Women with very large, pendulous breasts may experience a variety of medical problems caused by the excessive weight-from back and neck pain and skin irritation to skeletal deformities and breathing problems.

 

Bra straps may leave indentations in their shoulders. And unusually large breasts can make a woman-or a teenage girl-feel extremely self-conscious. Breast reduction is designed for such women. The procedure removes fat, glandular tissue, and skin from the breasts, making them smaller, lighter, and firmer.

Women who need breast reduction show greater improvement with breast reduction surgery as opposed to other treatments such as special bras, weight loss, physical therapy, or medication to manage pain, reports the American Society of Plastic Surgeons (ASPS). Breast reduction surgery is a safe and highly effective in the hands of a board certified plastic surgeon. The benefits of breast reduction surgery are not dependent on body weight, bra cup size or amount of tissue removed.

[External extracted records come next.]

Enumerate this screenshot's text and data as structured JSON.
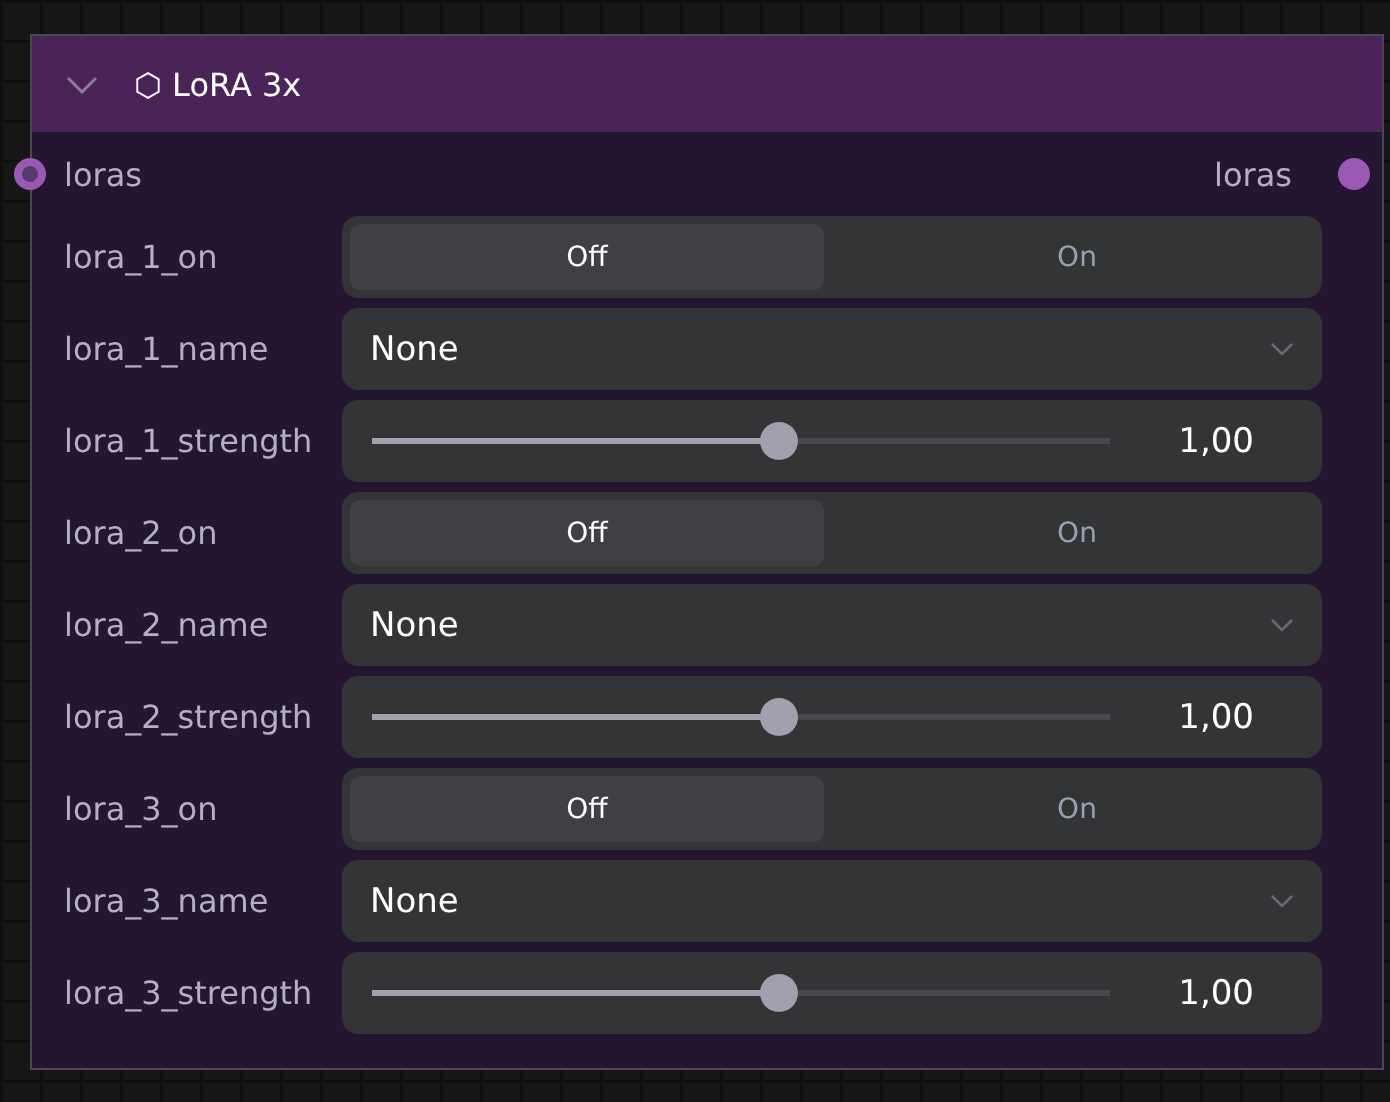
{
  "node": {
    "title": "⬡ LoRA 3x",
    "inputs": [
      {
        "label": "loras"
      }
    ],
    "outputs": [
      {
        "label": "loras"
      }
    ],
    "widgets": [
      {
        "kind": "toggle",
        "label": "lora_1_on",
        "options": [
          {
            "label": "Off",
            "selected": true
          },
          {
            "label": "On",
            "selected": false
          }
        ]
      },
      {
        "kind": "combo",
        "label": "lora_1_name",
        "value": "None"
      },
      {
        "kind": "slider",
        "label": "lora_1_strength",
        "level": 0.55,
        "value": "1,00"
      },
      {
        "kind": "toggle",
        "label": "lora_2_on",
        "options": [
          {
            "label": "Off",
            "selected": true
          },
          {
            "label": "On",
            "selected": false
          }
        ]
      },
      {
        "kind": "combo",
        "label": "lora_2_name",
        "value": "None"
      },
      {
        "kind": "slider",
        "label": "lora_2_strength",
        "level": 0.55,
        "value": "1,00"
      },
      {
        "kind": "toggle",
        "label": "lora_3_on",
        "options": [
          {
            "label": "Off",
            "selected": true
          },
          {
            "label": "On",
            "selected": false
          }
        ]
      },
      {
        "kind": "combo",
        "label": "lora_3_name",
        "value": "None"
      },
      {
        "kind": "slider",
        "label": "lora_3_strength",
        "level": 0.55,
        "value": "1,00"
      }
    ]
  }
}
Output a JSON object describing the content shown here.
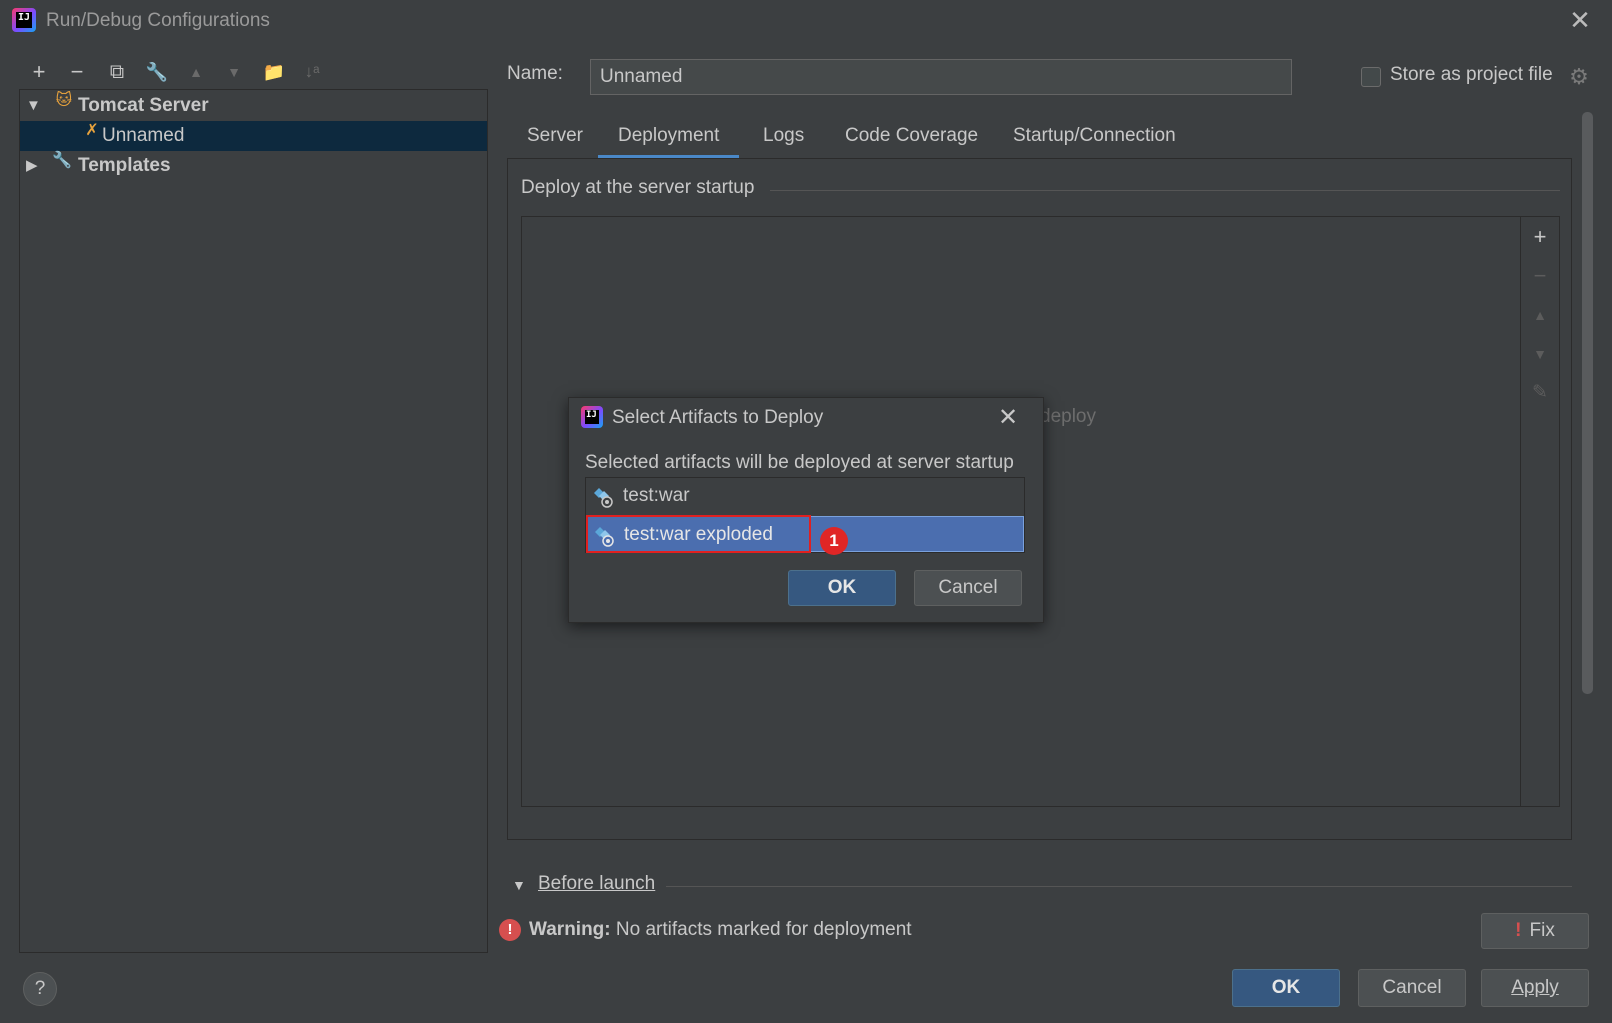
{
  "window": {
    "title": "Run/Debug Configurations",
    "logo_text": "IJ"
  },
  "toolbar": {
    "add": "+",
    "remove": "−",
    "copy": "⧉",
    "edit_templates": "🔧",
    "move_up": "▲",
    "move_down": "▼",
    "folder": "📁",
    "sort": "↓ᵃ"
  },
  "tree": {
    "groups": [
      {
        "label": "Tomcat Server",
        "expanded": true
      },
      {
        "label": "Unnamed",
        "selected": true
      },
      {
        "label": "Templates",
        "expanded": false
      }
    ]
  },
  "name_field": {
    "label": "Name:",
    "value": "Unnamed"
  },
  "store_as_project_file": {
    "label": "Store as project file",
    "checked": false
  },
  "tabs": [
    {
      "label": "Server"
    },
    {
      "label": "Deployment",
      "active": true
    },
    {
      "label": "Logs"
    },
    {
      "label": "Code Coverage"
    },
    {
      "label": "Startup/Connection"
    }
  ],
  "deployment": {
    "header": "Deploy at the server startup",
    "empty_text": "deploy"
  },
  "before_launch": {
    "label": "Before launch"
  },
  "warning": {
    "prefix": "Warning:",
    "message": "No artifacts marked for deployment",
    "fix_label": "Fix"
  },
  "buttons": {
    "help": "?",
    "ok": "OK",
    "cancel": "Cancel",
    "apply": "Apply"
  },
  "dialog": {
    "title": "Select Artifacts to Deploy",
    "description": "Selected artifacts will be deployed at server startup",
    "artifacts": [
      {
        "label": "test:war",
        "selected": false
      },
      {
        "label": "test:war exploded",
        "selected": true
      }
    ],
    "ok": "OK",
    "cancel": "Cancel",
    "step_badge": "1"
  },
  "colors": {
    "background": "#3c3f41",
    "selection": "#0d293e",
    "accent": "#4a88c7",
    "primary_button": "#365880",
    "list_selection": "#4b6eaf",
    "annotation_red": "#e02020"
  }
}
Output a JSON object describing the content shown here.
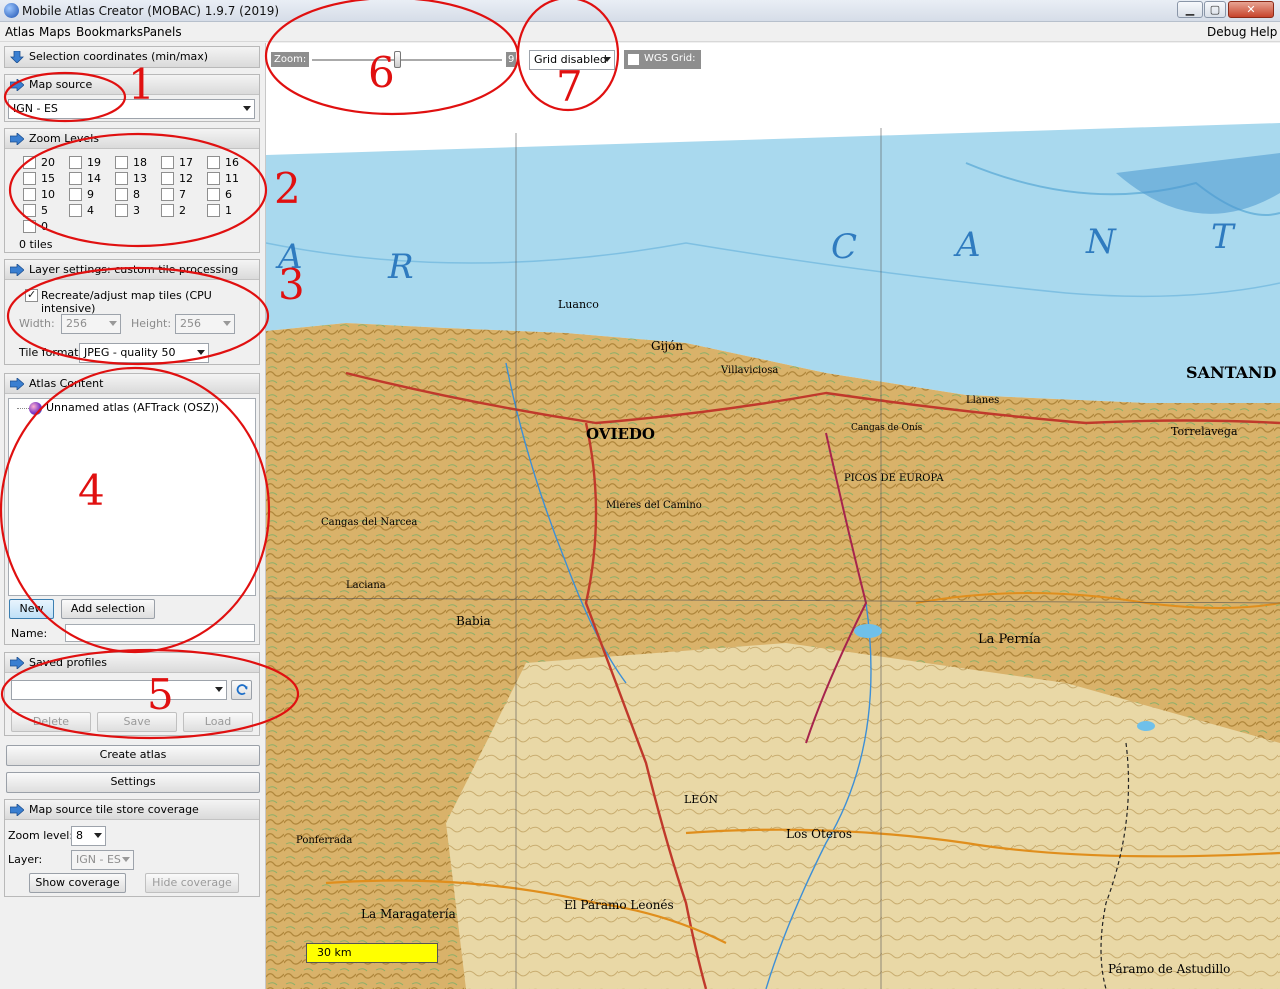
{
  "window": {
    "title": "Mobile Atlas Creator (MOBAC) 1.9.7 (2019)",
    "min_label": "▁",
    "max_label": "▢",
    "close_label": "✕"
  },
  "menubar": {
    "left": [
      "Atlas",
      "Maps",
      "Bookmarks",
      "Panels"
    ],
    "right": [
      "Debug",
      "Help"
    ]
  },
  "selection_coordinates": {
    "title": "Selection coordinates (min/max)"
  },
  "map_source": {
    "title": "Map source",
    "selected": "IGN - ES"
  },
  "zoom_levels": {
    "title": "Zoom Levels",
    "levels": [
      "20",
      "19",
      "18",
      "17",
      "16",
      "15",
      "14",
      "13",
      "12",
      "11",
      "10",
      "9",
      "8",
      "7",
      "6",
      "5",
      "4",
      "3",
      "2",
      "1",
      "0"
    ],
    "tiles_label": "0 tiles"
  },
  "layer_settings": {
    "title": "Layer settings: custom tile processing",
    "recreate_label": "Recreate/adjust map tiles (CPU intensive)",
    "recreate_checked": true,
    "width_label": "Width:",
    "width_value": "256",
    "height_label": "Height:",
    "height_value": "256",
    "tile_format_label": "Tile format:",
    "tile_format_value": "JPEG - quality 50"
  },
  "atlas_content": {
    "title": "Atlas Content",
    "tree_item": "Unnamed atlas (AFTrack (OSZ))",
    "new_label": "New",
    "add_selection_label": "Add selection",
    "name_label": "Name:",
    "name_value": ""
  },
  "saved_profiles": {
    "title": "Saved profiles",
    "selected": "",
    "delete_label": "Delete",
    "save_label": "Save",
    "load_label": "Load"
  },
  "create_atlas_label": "Create atlas",
  "settings_label": "Settings",
  "coverage": {
    "title": "Map source tile store coverage",
    "zoom_label": "Zoom level:",
    "zoom_value": "8",
    "layer_label": "Layer:",
    "layer_value": "IGN - ES",
    "show_label": "Show coverage",
    "hide_label": "Hide coverage"
  },
  "map_toolbar": {
    "zoom_label": "Zoom:",
    "zoom_value_text": "9",
    "zoom_level": 9,
    "grid_selected": "Grid disabled",
    "wgs_grid_label": "WGS Grid:"
  },
  "map": {
    "scale_label": "30 km",
    "place_labels": [
      "SANTAND",
      "OVIEDO",
      "Gijón",
      "Luanco",
      "Villaviciosa",
      "Llanes",
      "Torrelavega",
      "Cangas de Onís",
      "Cangas del Narcea",
      "Mieres del Camino",
      "PICOS DE EUROPA",
      "La Pernía",
      "Los Oteros",
      "El Páramo Leonés",
      "LEÓN",
      "Ponferrada",
      "La Maragatería",
      "Babia",
      "Páramo de Astudillo",
      "Laciana"
    ],
    "sea_letters": [
      "A",
      "R",
      "C",
      "A",
      "N",
      "T"
    ]
  },
  "annotations": [
    "1",
    "2",
    "3",
    "4",
    "5",
    "6",
    "7"
  ],
  "colors": {
    "annotation": "#e01010",
    "scale_bar": "#ffff00",
    "sea": "#a9d9ee",
    "land": "#d9b26a"
  }
}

Breast reduction surgery may be covered by your health insurance provider. Call us at Plastic Surgery Plus to schedule a private consultation with Dr. Bhattacharya, and find out if you are a candidate for insurance-covered breast reduction surgery.

 

Is it right for me?

Breast reduction is a highly individualized procedure and you should do it for yourself, not to fulfill someone else’s desires or to try to fit any sort of ideal image.

 

Breast reduction is a good option for you if:

  • You are physically healthy

  • You have realistic expectations

  • You don’t smoke

  • You are bothered by the feeling that your breasts are too large

  • Your breasts limit your physical activity

  • You experience back, neck and shoulder pain caused by the weight of your breasts

  • You have regular indentations from bra straps that support heavy, pendulous breasts

  • You have skin irritation beneath the breast crease

  • Your breasts hang low and have stretched skin

  • Your nipples rest below the breast crease when your breasts are unsupported

 

 

 

 

 

Although you may be up and about in a day or two, your breasts may still ache occasionally for a couple of weeks. You should avoid lifting or pushing anything heavy for three or four weeks. Most women can return to work (if it’s not too strenuous) and social activities in about two weeks, but you should limit your exercises to stretching, bending, and swimming until your energy level returns. You’ll also need a good athletic bra for support. Much of the swelling and bruising will disappear in the first few weeks, and it may be six months to a year before your breasts settle into their new shape.